The BP Schiehallion and Foinaven oilfields West of Shetland are benign shallow reservoirs, but lie in a harsh subsea environment, with 350-550m water depth. There have been up to three 4th generation semi-submersible rigs operating yearround in these fields since development drilling began in 1995. The two fields currently deliver about 250 Mstb/day from 2 FPSOs, 25 gas-lifted oil producers, 15 water injectors and 2 gas disposal wells. As the end of development drilling approaches, the rig programme will focus on infill and satellite targets over the next few years.

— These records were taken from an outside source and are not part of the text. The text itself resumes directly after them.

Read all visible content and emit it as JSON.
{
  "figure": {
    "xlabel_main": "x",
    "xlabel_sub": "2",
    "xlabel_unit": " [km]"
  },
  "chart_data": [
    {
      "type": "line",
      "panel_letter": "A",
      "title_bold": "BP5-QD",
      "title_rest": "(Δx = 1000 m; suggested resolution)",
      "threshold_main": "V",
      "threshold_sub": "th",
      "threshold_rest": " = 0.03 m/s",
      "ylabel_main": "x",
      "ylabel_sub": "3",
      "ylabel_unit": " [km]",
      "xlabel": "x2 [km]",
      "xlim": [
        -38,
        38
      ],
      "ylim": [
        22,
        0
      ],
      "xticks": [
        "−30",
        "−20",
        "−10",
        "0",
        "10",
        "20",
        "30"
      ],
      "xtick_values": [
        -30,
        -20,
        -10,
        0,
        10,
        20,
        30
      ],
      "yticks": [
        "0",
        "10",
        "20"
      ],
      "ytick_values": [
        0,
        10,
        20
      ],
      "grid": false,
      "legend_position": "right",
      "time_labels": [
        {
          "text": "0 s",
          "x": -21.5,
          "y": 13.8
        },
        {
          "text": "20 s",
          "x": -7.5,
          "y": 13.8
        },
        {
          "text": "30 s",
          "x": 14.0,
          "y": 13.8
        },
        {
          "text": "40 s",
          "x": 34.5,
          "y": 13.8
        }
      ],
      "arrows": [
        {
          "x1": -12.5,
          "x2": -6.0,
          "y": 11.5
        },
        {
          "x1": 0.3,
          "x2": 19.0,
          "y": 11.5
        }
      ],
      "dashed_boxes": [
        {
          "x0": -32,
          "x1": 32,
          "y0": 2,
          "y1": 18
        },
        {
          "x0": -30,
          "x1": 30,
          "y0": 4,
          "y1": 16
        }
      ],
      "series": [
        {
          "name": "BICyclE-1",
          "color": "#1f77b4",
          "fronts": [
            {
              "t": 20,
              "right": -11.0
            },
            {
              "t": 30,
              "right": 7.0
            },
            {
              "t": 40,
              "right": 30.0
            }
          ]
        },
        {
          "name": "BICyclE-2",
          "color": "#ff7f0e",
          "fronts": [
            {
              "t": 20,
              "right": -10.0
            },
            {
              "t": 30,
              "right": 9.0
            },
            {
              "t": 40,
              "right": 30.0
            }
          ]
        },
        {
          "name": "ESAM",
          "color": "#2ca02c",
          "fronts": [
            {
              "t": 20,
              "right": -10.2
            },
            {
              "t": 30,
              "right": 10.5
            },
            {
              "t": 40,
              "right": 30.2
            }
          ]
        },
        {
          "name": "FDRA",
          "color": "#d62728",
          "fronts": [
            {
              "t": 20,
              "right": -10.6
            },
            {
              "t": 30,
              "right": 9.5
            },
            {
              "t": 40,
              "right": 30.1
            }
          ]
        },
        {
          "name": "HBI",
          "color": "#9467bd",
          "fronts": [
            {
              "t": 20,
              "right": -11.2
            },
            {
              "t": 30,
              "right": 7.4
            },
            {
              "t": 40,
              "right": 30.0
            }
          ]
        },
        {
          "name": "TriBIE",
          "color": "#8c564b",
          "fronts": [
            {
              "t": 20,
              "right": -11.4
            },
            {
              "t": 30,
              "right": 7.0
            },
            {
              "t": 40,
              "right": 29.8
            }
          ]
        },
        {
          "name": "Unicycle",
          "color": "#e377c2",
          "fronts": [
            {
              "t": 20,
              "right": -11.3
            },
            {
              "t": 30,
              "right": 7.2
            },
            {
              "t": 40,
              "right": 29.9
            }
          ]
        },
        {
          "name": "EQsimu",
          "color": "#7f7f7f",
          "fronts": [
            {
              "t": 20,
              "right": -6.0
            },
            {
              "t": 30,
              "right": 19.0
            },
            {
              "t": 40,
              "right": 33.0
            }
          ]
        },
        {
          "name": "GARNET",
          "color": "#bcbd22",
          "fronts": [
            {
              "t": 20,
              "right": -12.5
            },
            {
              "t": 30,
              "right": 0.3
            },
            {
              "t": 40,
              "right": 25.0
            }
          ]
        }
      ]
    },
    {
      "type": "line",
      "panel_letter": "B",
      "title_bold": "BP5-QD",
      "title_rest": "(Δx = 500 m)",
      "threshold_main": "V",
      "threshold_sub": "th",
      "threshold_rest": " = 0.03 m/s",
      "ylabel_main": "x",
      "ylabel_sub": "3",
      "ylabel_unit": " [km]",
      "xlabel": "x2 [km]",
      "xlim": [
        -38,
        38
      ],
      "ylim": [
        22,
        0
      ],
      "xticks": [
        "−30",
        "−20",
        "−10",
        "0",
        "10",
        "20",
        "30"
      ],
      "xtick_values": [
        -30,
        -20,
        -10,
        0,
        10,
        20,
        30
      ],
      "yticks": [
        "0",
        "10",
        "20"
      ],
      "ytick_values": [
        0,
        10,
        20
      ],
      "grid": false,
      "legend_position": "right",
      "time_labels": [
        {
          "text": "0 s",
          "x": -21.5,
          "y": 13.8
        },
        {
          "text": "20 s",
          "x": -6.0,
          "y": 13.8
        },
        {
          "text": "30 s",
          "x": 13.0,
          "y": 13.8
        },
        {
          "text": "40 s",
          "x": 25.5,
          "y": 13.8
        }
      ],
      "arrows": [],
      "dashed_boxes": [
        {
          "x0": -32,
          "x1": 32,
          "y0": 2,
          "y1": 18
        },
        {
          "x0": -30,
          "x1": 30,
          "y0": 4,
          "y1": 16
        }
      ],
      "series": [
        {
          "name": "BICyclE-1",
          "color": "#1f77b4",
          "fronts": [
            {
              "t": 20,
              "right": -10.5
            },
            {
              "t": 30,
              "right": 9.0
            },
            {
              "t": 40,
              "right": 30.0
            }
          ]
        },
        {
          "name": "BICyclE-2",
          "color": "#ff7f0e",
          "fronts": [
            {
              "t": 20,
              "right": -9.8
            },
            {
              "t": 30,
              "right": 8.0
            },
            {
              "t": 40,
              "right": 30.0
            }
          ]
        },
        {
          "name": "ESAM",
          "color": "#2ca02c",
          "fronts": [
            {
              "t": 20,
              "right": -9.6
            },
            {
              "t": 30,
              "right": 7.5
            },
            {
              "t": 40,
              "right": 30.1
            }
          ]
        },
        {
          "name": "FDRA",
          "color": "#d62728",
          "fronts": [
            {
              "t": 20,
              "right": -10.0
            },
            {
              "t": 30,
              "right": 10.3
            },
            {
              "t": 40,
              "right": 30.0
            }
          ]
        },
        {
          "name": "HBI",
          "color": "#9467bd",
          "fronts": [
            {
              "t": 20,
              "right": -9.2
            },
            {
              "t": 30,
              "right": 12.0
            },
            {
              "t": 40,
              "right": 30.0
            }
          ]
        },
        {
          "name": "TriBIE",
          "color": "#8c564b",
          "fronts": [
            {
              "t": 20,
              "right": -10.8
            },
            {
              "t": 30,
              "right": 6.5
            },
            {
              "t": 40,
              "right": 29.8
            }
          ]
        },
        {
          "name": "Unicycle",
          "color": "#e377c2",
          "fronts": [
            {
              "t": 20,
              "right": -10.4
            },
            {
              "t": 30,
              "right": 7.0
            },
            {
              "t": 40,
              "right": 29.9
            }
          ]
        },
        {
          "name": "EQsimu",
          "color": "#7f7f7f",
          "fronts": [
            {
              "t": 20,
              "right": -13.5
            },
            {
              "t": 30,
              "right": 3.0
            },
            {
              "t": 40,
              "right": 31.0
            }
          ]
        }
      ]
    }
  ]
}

With operating costs approaching US$250,000 per day per rig, the major part of well cost is rig time, and so rig time savings represent very significant cost savings. High angle and extended reach wells are usually required for these fields, putting completion packers beyond wireline access. The early completions used extensive coiled tubing operations to run and pull plugs as part of completion installation and often suffered from non-productive time and waiting on weather associated with the coiled tubing work. Completions could take up to 15 days, excluding the subsea tree installation, highlighting the potential savings of interventionless completion installations.

In 1999, following experience on 25 West of Shetland wells with other interventionless systems, the newly developed SB-3H packer was used for the first time. The primary method of packer setting is by rupture disk against an atmospheric chamber. There is an independent, secondary, hydraulic setting mechanism. The new interventionless hydrostatic packer can reduce rig time to set the packer from as much as 6 days (working with coiled tubing on floating rigs in poor weather) to less than 30 minutes. On top of these immediate cost savings, eliminating intervention brings significant health and safety advantages.

This paper describes development and application of the interventionless hydrostatic packer. Several other changes in completion practices are also mentioned, which together with the SB-3H packer have cut completion installation times by up to 50%.


The West of Shetland Foinaven and Schiehallion reservoirs are benign, shallow turbidite Tertiary sands, requiring high angle wells to access reserves and improve production rates(1). Figure 1 shows a typical high angle well profile for a West of Shetland well. Such profiles prevent wireline access to the packer / liner top. The sands are also weak, around 500-1000 psi unconfined compressive strength, requiring sand control completions in all oil producers and in most water injectors.

From the start of planning development wells, there was considerable focus on efficient drilling(2) and completion installation and on designs to last for life of field. The field developments are high profile and a significant milestone for the UK industry, opening new oilfields in a new province.

Premium connections were used throughout the production casing and completions. Thirteen-percent chrome metallurgy was used for production wells, while water injectors used Inconel jewellery with lined or coated carbon steel tubulars. All wells used surface-controlled subsurface safety valves and permanent packers without an expansion joint. The oil producers also have conventional gas lift mandrels and permanent pressure/temperature gauges. Conventional dualbore subsea trees were used, 5×2 for Foinaven and 7×2 for Schiehallion. High rig rates provide a clear focus for avoiding workovers and interventions.